Labor used to love the working class. Now it’s too scared to even use the expression. It’s pejorative. It’s true, Australia is an egalitarian country if you ignore everyone’s differences, but it gets harder and harder to convince people that equality and equity are the same thing unless our leaders open up the valve all the way when they’re doing their gaslighting.

Labor’s drift away from its roots in the labour movement started early with a change in spelling at the beginning of the twentieth century and it’s been a slalom down a slippery slope ever since. The post-war boom – and its echoes across the next two decades – had workers and factories producing all manner of things we didn’t need to give those who could afford them the illusion of choice, and those who couldn’t something to feel self-conscious about. Marx and Engels were just what the trade unions needed to ensure those making this garbage weren’t killed in too great a number or exploited to too great a degree. Great for the paid up members, but you wouldn’t want the shop stewards running the country. If Stalin and Mao taught us anything, it’s that top-down communism doesn’t work unless you’re very good at digging mass graves and that even the factory-floor-up version is at its best when its precepts are just being yelled at management through a loudhailer. You certainly don’t want these guys in the boardroom. If Bernard Mandeville’s grumbling hive was a syndicalist commune, it wouldn’t have produced enough honey to spread on a crouton. When you’re trying to build a healthy national economy, it’s essential to ease up on the fairness and amp up the greed; and if the aspirational middle class is serious about wanting to embrace wealth creation, then it better be backing private vice to reap the bulk of that public benefit. At the end of the day, giving people the coat off your back gets you nothing but cold during the winter.
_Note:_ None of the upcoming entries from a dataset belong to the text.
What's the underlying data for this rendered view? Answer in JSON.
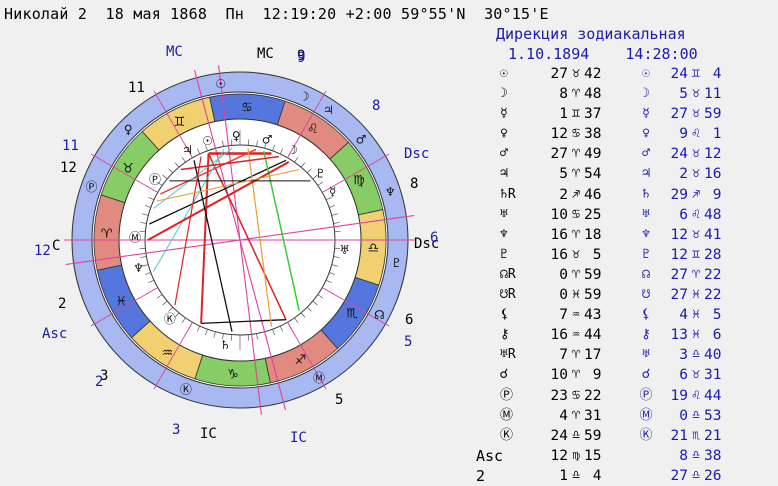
{
  "header": {
    "name": "Николай 2",
    "date": "18 мая 1868",
    "weekday": "Пн",
    "time": "12:19:20",
    "tz": "+2:00",
    "lat": "59°55'N",
    "lon": "30°15'E"
  },
  "direction": {
    "title": "Дирекция зодиакальная",
    "date": "1.10.1894",
    "time": "14:28:00"
  },
  "wheel_labels": {
    "mc_natal": "MC",
    "mc_dir": "MC",
    "dsc_dir": "Dsc",
    "dsc_natal": "Dsc",
    "asc_dir": "Asc",
    "ic_natal": "IC",
    "ic_dir": "IC",
    "c_label": "C",
    "house_natal": [
      "11",
      "12",
      "2",
      "3",
      "5",
      "6",
      "8",
      "9"
    ],
    "house_dir": [
      "9",
      "8",
      "6",
      "5",
      "3",
      "2",
      "12",
      "11"
    ]
  },
  "natal_positions": [
    {
      "sym": "☉",
      "deg": "27",
      "sign": "♉",
      "min": "42"
    },
    {
      "sym": "☽",
      "deg": "8",
      "sign": "♈",
      "min": "48"
    },
    {
      "sym": "☿",
      "deg": "1",
      "sign": "♊",
      "min": "37"
    },
    {
      "sym": "♀",
      "deg": "12",
      "sign": "♋",
      "min": "38"
    },
    {
      "sym": "♂",
      "deg": "27",
      "sign": "♈",
      "min": "49"
    },
    {
      "sym": "♃",
      "deg": "5",
      "sign": "♈",
      "min": "54"
    },
    {
      "sym": "♄R",
      "deg": "2",
      "sign": "♐",
      "min": "46"
    },
    {
      "sym": "♅",
      "deg": "10",
      "sign": "♋",
      "min": "25"
    },
    {
      "sym": "♆",
      "deg": "16",
      "sign": "♈",
      "min": "18"
    },
    {
      "sym": "♇",
      "deg": "16",
      "sign": "♉",
      "min": " 5"
    },
    {
      "sym": "☊R",
      "deg": "0",
      "sign": "♈",
      "min": "59"
    },
    {
      "sym": "☋R",
      "deg": "0",
      "sign": "♓",
      "min": "59"
    },
    {
      "sym": "⚸",
      "deg": "7",
      "sign": "♒",
      "min": "43"
    },
    {
      "sym": "⚷",
      "deg": "16",
      "sign": "♒",
      "min": "44"
    },
    {
      "sym": "♅R",
      "deg": "7",
      "sign": "♈",
      "min": "17"
    },
    {
      "sym": "☌",
      "deg": "10",
      "sign": "♈",
      "min": " 9"
    },
    {
      "sym": "Ⓟ",
      "deg": "23",
      "sign": "♋",
      "min": "22"
    },
    {
      "sym": "Ⓜ",
      "deg": "4",
      "sign": "♈",
      "min": "31"
    },
    {
      "sym": "Ⓚ",
      "deg": "24",
      "sign": "♎",
      "min": "59"
    },
    {
      "sym": "Asc",
      "deg": "12",
      "sign": "♍",
      "min": "15"
    },
    {
      "sym": "2",
      "deg": "1",
      "sign": "♎",
      "min": " 4"
    }
  ],
  "dir_positions": [
    {
      "sym": "☉",
      "deg": "24",
      "sign": "♊",
      "min": " 4"
    },
    {
      "sym": "☽",
      "deg": "5",
      "sign": "♉",
      "min": "11"
    },
    {
      "sym": "☿",
      "deg": "27",
      "sign": "♉",
      "min": "59"
    },
    {
      "sym": "♀",
      "deg": "9",
      "sign": "♌",
      "min": " 1"
    },
    {
      "sym": "♂",
      "deg": "24",
      "sign": "♉",
      "min": "12"
    },
    {
      "sym": "♃",
      "deg": "2",
      "sign": "♉",
      "min": "16"
    },
    {
      "sym": "♄",
      "deg": "29",
      "sign": "♐",
      "min": " 9"
    },
    {
      "sym": "♅",
      "deg": "6",
      "sign": "♌",
      "min": "48"
    },
    {
      "sym": "♆",
      "deg": "12",
      "sign": "♉",
      "min": "41"
    },
    {
      "sym": "♇",
      "deg": "12",
      "sign": "♊",
      "min": "28"
    },
    {
      "sym": "☊",
      "deg": "27",
      "sign": "♈",
      "min": "22"
    },
    {
      "sym": "☋",
      "deg": "27",
      "sign": "♓",
      "min": "22"
    },
    {
      "sym": "⚸",
      "deg": "4",
      "sign": "♓",
      "min": " 5"
    },
    {
      "sym": "⚷",
      "deg": "13",
      "sign": "♓",
      "min": " 6"
    },
    {
      "sym": "♅",
      "deg": "3",
      "sign": "♎",
      "min": "40"
    },
    {
      "sym": "☌",
      "deg": "6",
      "sign": "♉",
      "min": "31"
    },
    {
      "sym": "Ⓟ",
      "deg": "19",
      "sign": "♌",
      "min": "44"
    },
    {
      "sym": "Ⓜ",
      "deg": "0",
      "sign": "♎",
      "min": "53"
    },
    {
      "sym": "Ⓚ",
      "deg": "21",
      "sign": "♏",
      "min": "21"
    },
    {
      "sym": "",
      "deg": "8",
      "sign": "♎",
      "min": "38"
    },
    {
      "sym": "",
      "deg": "27",
      "sign": "♎",
      "min": "26"
    }
  ],
  "colors": {
    "dir_text": "#1a1ab0",
    "fire": "#e08a80",
    "earth": "#88cc66",
    "air": "#f0d070",
    "water": "#5577dd",
    "ring": "#a8b8f0",
    "axis": "#e040a0"
  },
  "zodiac_glyphs": [
    "♈",
    "♉",
    "♊",
    "♋",
    "♌",
    "♍",
    "♎",
    "♏",
    "♐",
    "♑",
    "♒",
    "♓"
  ]
}
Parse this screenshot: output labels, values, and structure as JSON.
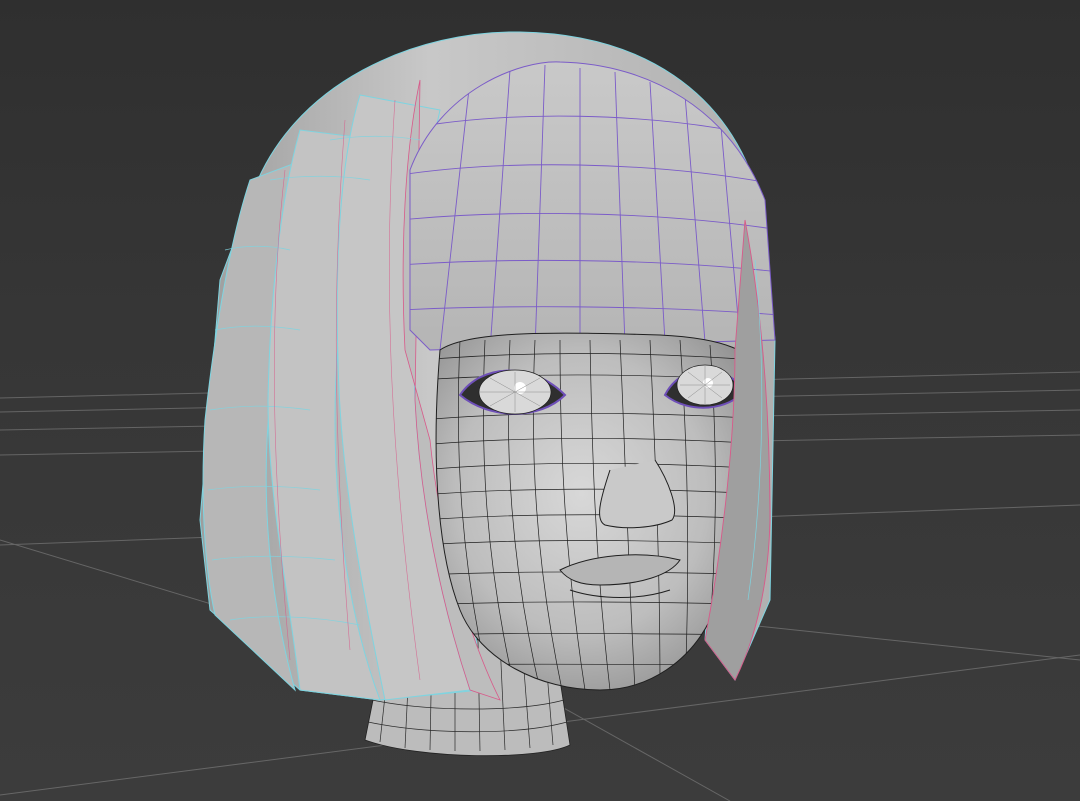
{
  "viewport": {
    "kind": "3d-perspective-viewport",
    "background_color": "#3b3b3b",
    "grid_color": "#8a8a8a",
    "model": "head-with-bob-hair-wireframe-on-shaded",
    "surface_color": "#b9b9b9",
    "wire_colors": {
      "hair_outer": "#7fd4e0",
      "hair_inner": "#d85a8a",
      "bangs": "#7b5cc8",
      "face": "#1f1f1f"
    }
  }
}
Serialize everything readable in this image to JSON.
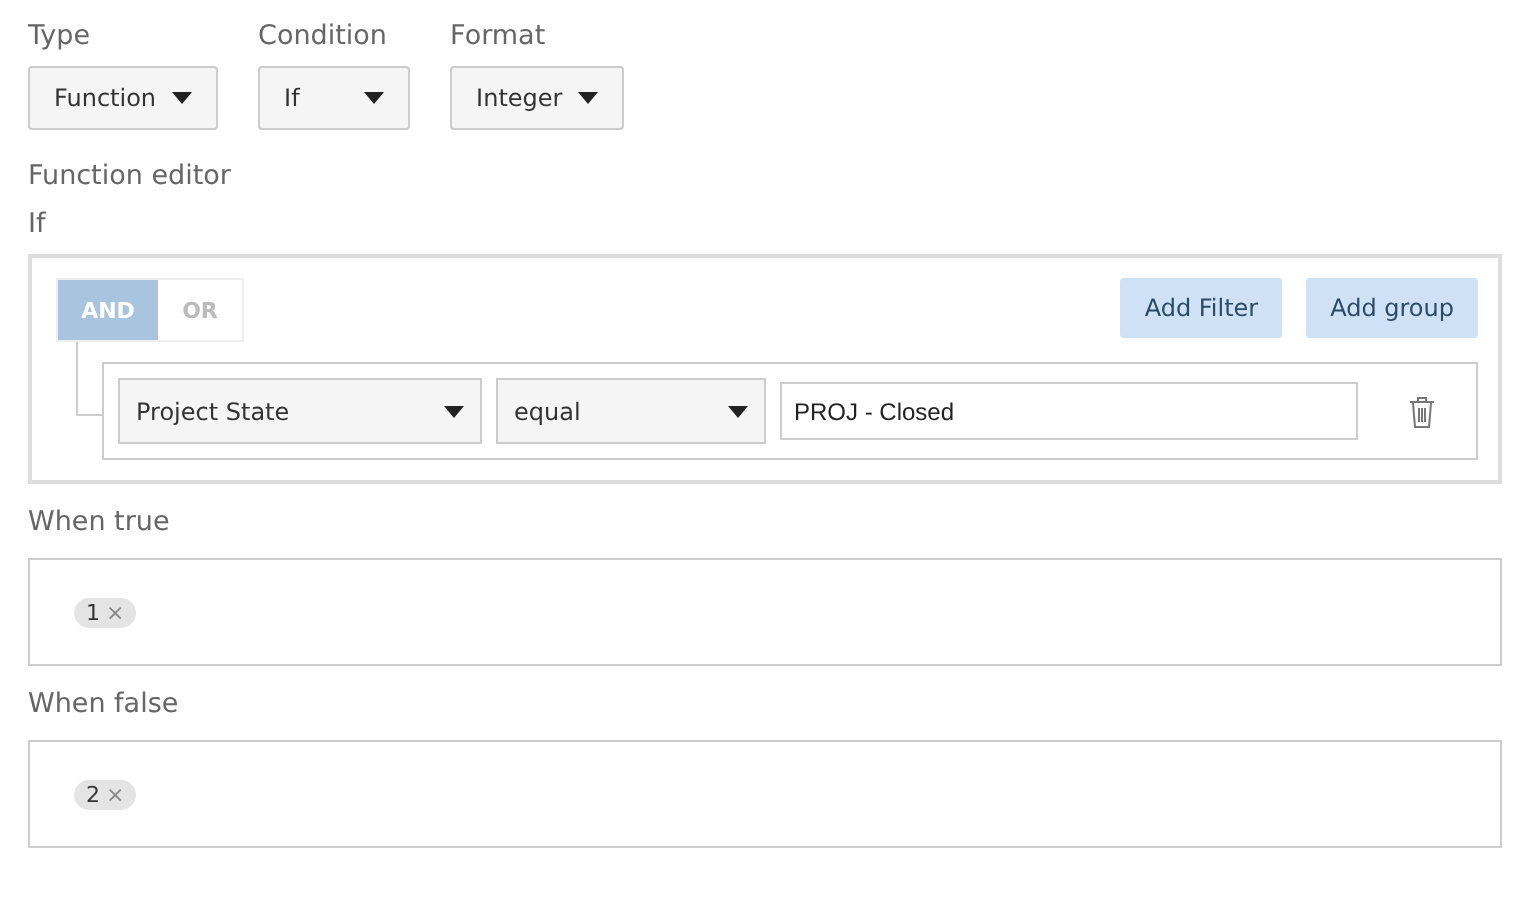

As what remains of our manufacturing industry breathes its last and we rely more and more on service industries (and digging things out of the ground, naturally), we lose the optimism and promise of the era that gave the labour movement its genuine blue-collar leaders. These days most of them cut their teeth in the playroom of student politics. Mind you, you can’t blame Labor for being reluctant to recruit from some of today’s trade unions in case they end up fielding a candidate from the Comancheros. Student politics is a far safer bet by comparison (despite the post-modern literary history courses on offer).

It doesn’t matter so much that universities are the feeder clubs for the Liberal party because it’s on brand to look like you’ve just come from a debating society wine-and-cheese evening. I know this for a fact because I went through law school with Christopher Pyne. Labor, on the other hand, is the party that gave us great trade-unionist prime ministers like Frank Forde, a titan of the left who cut his teeth on the bone and gristle of no less than the Australian Worker’s Union. Sure, Frank only served eight days as PM – but, what an eight days they were. The problem now, of course, is that our service industry is dependent on a consumer culture driven entirely by instant gratification and this is not an ideal environment for breeding a leader who will one day need to call for self-sacrifice so that our children may have a future. Australians are still putting Gladwrap in their recycling bins; what chance does Labor have of getting 51 per cent of us to accept that negative gearing and franking credits should get the chop? That’s why they won’t put it on the table. Mind you, it’d make for an excellent dead cat.